Maybe OpenAI Should be Called ClosedAI
ChatGPT 3.5 was basically a beta. They got lots of people to feed data into the system, including sensitive, proprietary data (oops) in order to train it.
Now that it is “more” trained, OpenAI released ChatGPT 4.
Contrary to the founding principles of investors like Elon Musk, the company, which claimed that it would be dedicated to research that advances humanity as a whole, unconstrained by a need to generate a financial return, is now like any other business.
Microsoft invested $10 billion into OpenAI and there is an AI war going on.
OpenAI released a 98 page document on Tuesday along with the unveiling of its new product. But, unlike the beta, there really is no useful information in the document according to people who have read it.
The report actually says “Given both the competitive landscape and the safety implications of large-scale models like GPT-4, this report contains no further details about the architecture (including model size), hardware, training compute, dataset construction, training method.”
Of course, some information will come out and competitors will reverse engineer it, but, with a large language model, so much is dependent on the data used to train it. That won’t come out unless they get hacked.
One researcher said this about the change in their business model:
Ben Schmidt, the Vice President of Information Design at Nomic, tweeted that OpenAI’s failure to share its datasets means it’s impossible to evaluate whether the training sets have specific biases. “To ameliorate those harms, and to make informed decisions about where a model should *not* be used, we need to know what kinds of biases are built in.

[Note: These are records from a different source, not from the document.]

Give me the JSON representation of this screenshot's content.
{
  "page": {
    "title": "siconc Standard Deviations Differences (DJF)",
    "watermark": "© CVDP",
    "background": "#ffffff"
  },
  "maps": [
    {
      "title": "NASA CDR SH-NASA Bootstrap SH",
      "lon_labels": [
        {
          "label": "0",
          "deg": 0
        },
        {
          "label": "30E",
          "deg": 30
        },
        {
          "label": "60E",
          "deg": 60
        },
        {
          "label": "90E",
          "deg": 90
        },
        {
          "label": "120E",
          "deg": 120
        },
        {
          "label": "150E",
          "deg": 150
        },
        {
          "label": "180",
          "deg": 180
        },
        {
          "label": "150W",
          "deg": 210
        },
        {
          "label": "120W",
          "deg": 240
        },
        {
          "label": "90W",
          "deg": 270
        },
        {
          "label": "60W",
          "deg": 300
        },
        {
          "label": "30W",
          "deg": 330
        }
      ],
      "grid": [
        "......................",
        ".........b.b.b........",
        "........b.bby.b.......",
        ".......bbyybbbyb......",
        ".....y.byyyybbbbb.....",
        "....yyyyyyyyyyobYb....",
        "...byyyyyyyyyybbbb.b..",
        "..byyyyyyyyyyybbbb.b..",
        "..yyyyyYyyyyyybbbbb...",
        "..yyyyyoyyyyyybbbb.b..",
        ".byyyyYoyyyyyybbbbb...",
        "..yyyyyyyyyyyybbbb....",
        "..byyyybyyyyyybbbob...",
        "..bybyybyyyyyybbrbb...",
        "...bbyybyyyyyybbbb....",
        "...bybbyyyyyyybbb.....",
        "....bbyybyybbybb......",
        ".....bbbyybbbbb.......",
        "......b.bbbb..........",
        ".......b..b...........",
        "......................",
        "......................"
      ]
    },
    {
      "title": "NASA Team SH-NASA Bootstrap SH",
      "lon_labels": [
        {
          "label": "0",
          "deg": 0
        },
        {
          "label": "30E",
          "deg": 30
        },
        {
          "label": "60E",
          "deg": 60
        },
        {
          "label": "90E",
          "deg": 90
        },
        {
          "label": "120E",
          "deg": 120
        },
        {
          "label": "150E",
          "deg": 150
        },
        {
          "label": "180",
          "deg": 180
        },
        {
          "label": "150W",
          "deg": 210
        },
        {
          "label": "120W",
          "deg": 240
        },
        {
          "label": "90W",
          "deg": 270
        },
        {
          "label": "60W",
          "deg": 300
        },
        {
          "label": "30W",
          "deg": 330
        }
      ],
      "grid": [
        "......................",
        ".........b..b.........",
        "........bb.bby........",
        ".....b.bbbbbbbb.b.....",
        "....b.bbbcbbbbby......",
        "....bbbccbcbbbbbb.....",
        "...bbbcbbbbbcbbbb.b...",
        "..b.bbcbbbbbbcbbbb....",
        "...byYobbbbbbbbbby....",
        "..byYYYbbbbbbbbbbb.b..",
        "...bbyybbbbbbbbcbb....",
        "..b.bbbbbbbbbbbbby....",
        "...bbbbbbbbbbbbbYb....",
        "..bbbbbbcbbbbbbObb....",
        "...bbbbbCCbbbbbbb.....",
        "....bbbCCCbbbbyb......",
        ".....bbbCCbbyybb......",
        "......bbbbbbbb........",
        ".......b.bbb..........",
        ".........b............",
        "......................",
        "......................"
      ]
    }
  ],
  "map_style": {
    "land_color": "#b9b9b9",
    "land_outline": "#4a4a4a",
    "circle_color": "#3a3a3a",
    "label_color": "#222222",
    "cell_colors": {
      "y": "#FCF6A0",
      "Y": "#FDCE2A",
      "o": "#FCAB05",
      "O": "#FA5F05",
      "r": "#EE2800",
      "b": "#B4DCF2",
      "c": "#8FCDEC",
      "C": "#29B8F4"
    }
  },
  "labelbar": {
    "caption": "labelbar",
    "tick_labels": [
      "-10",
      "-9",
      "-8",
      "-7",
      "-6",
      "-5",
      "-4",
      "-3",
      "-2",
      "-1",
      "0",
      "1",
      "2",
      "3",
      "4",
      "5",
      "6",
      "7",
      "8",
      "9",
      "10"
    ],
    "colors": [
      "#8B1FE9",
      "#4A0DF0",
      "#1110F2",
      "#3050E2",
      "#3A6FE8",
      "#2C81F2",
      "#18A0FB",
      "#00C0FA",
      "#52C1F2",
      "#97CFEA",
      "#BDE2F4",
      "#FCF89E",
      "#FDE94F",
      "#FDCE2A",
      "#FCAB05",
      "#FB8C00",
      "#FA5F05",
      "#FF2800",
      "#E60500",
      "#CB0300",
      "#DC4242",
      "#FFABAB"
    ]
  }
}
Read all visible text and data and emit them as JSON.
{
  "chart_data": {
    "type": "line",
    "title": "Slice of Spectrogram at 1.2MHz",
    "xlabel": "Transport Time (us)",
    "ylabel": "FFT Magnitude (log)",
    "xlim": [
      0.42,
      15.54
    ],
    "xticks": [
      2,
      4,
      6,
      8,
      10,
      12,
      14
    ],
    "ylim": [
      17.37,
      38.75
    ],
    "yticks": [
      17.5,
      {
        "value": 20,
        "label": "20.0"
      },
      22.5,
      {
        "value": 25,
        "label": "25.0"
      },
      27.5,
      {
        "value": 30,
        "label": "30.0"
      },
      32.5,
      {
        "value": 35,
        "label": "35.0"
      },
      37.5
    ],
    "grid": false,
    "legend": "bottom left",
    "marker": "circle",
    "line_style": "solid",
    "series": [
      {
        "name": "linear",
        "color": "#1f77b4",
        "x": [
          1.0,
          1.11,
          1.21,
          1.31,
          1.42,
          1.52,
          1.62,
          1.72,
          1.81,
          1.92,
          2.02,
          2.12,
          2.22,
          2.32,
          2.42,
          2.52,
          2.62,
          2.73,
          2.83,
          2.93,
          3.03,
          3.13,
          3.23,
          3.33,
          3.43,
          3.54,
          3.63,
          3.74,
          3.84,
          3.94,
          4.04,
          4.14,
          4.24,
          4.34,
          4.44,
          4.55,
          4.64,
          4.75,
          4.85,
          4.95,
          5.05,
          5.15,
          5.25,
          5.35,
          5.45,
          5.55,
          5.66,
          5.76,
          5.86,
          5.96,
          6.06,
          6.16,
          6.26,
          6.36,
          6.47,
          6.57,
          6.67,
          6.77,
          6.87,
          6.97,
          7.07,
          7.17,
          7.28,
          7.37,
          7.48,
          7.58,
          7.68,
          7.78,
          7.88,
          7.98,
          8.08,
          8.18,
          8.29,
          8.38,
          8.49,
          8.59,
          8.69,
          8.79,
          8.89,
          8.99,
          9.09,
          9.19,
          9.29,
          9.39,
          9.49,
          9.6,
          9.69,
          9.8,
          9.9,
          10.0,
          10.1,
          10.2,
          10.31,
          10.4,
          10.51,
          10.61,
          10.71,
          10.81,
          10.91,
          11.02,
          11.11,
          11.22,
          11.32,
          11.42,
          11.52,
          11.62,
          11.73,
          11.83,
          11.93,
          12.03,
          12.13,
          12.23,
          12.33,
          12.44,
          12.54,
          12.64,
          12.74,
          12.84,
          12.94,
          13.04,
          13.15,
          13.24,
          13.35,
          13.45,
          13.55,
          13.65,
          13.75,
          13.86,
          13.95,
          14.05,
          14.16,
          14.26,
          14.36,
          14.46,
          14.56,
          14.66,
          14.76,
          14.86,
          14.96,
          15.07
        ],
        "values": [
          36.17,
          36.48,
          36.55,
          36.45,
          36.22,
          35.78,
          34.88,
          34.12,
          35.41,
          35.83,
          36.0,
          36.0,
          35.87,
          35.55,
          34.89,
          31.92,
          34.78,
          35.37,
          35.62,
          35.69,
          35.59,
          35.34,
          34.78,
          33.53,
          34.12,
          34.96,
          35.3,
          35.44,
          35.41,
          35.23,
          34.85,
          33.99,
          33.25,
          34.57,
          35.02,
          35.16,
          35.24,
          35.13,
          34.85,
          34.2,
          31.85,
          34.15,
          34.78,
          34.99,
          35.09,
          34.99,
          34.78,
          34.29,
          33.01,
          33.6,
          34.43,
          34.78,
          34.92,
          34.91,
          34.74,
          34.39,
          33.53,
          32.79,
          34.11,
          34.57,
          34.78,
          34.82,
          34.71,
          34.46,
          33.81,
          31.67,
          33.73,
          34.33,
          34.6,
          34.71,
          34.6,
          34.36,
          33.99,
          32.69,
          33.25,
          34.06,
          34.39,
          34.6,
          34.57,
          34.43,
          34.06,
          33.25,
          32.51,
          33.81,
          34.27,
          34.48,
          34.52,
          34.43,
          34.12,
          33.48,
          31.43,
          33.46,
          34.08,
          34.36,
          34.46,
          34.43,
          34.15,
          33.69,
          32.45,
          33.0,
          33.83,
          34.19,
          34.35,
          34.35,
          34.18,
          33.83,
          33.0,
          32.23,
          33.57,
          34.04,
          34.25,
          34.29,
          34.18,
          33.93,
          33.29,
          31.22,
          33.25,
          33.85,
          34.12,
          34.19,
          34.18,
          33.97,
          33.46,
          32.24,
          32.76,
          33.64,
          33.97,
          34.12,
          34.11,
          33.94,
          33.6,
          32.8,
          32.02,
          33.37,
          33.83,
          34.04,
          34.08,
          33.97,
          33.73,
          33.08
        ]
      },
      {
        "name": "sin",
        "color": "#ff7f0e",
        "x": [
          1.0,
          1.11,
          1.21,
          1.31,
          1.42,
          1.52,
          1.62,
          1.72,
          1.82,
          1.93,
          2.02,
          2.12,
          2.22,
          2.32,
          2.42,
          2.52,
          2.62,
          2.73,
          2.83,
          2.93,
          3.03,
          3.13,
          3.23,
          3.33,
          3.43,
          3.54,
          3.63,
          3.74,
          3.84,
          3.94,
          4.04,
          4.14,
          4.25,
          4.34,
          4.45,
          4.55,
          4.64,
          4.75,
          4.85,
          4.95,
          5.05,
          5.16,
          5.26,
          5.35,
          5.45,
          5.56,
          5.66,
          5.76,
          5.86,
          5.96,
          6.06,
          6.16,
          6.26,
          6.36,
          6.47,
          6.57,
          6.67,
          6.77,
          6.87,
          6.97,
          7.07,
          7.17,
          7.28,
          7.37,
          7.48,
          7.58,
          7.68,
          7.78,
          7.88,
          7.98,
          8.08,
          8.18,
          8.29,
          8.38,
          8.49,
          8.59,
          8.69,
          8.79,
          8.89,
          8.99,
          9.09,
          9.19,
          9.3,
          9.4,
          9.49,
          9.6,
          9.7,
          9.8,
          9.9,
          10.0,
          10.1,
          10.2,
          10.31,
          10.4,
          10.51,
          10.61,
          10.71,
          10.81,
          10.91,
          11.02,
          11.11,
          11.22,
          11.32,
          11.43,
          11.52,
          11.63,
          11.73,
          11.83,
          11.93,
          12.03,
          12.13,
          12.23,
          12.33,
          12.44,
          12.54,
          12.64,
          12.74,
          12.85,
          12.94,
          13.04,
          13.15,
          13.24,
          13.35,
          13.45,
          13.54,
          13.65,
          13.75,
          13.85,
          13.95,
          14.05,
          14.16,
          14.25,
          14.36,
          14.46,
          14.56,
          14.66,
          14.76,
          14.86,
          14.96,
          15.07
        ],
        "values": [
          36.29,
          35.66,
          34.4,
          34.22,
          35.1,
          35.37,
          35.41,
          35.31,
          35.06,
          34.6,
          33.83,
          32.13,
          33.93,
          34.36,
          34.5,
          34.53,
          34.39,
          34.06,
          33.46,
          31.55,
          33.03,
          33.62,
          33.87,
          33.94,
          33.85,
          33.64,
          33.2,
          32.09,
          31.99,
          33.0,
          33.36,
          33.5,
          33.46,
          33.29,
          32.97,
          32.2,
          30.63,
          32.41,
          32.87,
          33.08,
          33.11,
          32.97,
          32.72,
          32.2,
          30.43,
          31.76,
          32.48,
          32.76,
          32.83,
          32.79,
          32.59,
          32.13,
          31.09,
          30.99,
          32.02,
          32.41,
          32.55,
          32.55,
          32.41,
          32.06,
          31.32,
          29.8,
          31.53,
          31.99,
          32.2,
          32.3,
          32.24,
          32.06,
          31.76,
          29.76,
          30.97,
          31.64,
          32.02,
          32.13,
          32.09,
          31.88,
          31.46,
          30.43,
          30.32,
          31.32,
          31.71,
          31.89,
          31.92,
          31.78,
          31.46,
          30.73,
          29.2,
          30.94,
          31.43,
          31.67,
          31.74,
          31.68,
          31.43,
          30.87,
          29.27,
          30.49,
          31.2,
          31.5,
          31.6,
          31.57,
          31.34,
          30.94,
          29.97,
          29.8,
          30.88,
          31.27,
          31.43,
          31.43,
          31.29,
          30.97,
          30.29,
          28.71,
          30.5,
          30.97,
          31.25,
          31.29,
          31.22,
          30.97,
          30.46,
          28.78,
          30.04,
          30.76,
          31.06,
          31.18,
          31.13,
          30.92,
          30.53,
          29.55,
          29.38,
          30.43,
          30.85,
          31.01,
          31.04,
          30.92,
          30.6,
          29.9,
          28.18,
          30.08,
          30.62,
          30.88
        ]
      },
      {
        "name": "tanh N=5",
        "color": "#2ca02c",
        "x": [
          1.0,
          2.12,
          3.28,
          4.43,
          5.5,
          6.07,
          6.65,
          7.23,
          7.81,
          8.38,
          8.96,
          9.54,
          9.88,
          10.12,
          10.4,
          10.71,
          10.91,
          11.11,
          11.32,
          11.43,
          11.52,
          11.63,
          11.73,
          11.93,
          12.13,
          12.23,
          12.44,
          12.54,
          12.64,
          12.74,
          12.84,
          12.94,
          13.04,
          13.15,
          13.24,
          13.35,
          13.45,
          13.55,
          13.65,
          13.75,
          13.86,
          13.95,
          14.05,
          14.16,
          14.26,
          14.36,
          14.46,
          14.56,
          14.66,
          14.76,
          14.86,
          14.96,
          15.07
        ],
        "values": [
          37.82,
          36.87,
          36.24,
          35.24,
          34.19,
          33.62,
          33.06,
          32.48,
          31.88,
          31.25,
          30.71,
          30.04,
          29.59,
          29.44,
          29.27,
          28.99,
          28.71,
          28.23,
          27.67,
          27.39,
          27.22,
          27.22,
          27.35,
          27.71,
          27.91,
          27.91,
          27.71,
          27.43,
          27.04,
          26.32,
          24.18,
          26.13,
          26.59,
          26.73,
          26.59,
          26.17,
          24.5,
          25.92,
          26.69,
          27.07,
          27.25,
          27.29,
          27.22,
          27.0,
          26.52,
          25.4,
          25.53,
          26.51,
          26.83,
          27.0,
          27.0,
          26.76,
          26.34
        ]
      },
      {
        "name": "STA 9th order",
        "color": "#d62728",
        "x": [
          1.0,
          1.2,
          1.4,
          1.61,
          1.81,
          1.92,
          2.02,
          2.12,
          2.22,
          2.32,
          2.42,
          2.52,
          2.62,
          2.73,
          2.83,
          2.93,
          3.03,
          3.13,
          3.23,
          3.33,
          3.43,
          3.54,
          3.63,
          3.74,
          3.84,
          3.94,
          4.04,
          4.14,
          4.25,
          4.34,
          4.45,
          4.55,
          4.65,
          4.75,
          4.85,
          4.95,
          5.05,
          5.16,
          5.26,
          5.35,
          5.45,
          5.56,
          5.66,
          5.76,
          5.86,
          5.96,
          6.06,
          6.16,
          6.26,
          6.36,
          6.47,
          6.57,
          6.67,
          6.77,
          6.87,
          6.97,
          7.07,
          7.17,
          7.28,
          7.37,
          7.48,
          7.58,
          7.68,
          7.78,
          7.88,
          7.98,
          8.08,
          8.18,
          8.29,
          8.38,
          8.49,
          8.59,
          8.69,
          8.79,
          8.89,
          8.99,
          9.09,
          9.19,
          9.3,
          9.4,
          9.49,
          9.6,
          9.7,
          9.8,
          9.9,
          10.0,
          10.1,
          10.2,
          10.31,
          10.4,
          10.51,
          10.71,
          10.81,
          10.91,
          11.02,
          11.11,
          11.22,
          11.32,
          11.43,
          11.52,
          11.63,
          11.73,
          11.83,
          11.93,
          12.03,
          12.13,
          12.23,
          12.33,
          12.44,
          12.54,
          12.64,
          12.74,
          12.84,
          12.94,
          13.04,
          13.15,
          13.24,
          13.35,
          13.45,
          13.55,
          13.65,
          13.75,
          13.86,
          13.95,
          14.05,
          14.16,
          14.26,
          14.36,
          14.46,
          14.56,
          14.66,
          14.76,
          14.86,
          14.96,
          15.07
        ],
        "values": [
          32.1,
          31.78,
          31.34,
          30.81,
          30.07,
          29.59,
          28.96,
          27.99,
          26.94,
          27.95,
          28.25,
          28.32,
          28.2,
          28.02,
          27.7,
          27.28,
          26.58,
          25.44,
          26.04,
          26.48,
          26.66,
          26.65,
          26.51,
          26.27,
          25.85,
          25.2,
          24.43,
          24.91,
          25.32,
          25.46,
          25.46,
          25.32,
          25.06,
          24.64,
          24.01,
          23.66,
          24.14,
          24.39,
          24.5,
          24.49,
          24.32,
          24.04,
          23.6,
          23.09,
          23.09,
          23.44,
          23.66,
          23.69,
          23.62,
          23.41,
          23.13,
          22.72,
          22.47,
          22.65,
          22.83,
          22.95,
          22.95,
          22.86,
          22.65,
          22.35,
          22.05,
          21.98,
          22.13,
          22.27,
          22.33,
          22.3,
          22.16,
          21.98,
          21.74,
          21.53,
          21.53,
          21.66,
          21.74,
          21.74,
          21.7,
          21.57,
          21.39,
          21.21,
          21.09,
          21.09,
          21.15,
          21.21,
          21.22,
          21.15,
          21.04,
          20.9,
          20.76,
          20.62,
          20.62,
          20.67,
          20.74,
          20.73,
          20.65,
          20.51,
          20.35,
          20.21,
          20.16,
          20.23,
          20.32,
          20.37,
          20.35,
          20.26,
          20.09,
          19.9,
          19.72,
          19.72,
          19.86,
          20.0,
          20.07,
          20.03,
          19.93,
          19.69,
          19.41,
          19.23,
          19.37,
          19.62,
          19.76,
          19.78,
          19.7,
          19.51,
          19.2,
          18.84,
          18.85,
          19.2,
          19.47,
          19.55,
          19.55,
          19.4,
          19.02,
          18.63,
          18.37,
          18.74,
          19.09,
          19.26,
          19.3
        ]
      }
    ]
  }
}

OpenAI’s choices make this impossible,” .
https://www.vice.com/en/article/ak3w5a/openais-gpt-4-is-closed-source-and-shrouded-in-secrecy
Another researcher said this:
“After reading the almost 100-page report and system card about GPT-4, I have more questions than answers. And as a scientist, it’s hard for me to rely upon results that I can’t verify or replicate,” Sasha Luccioni, a Research Scientist at Hugging Face, told Motherboard. Hugging Face is a company that provides open-source tools for building applications and training sets for machine learning.
https://www.vice.com/en/article/ak3w5a/openais-gpt-4-is-closed-source-and-shrouded-in-secrecy
OpenAI’s chief scientist has been trying to spin all this. He said that it is competitive out there. GPT-4 is not easy to develop. It took pretty much all of OpenAI working together for a very long time to produce this thing.
But then he went on to say “we were wrong” to have called themselves open-source. “I fully expect that in a few years it’s going to be completely obvious to everyone that open-sourcing AI is just not wise”.
I am sure this is not the end of this conversation and the article has more information, but I think the complaint is that it seems that they are changing the game. No one would have complained if OpenAI called themselves ClosedAI at the beginning, no one would be blinking an eye.
ChatGPT and Bing Chat are having problems. Remember that Google couldn’t even get their demo to work. The technology is very, very young, so this should not be a big surprise.
Keeping the dataset secret does have its advantages. People won’t be able to tell, as easily, if OpenAI stole their data to train the software. The upside of this is fewer lawsuits against the company, which they probably think is a plus.
Right now, OpenAI plans to charge between $20 and $40 a month per user. I am sure people will share accounts, but the problem with that is that it will muddy the results. If the software is trying to learn and it has multiple people throwing questions at it and it thinks that they are all the same person, well, that likely has problems.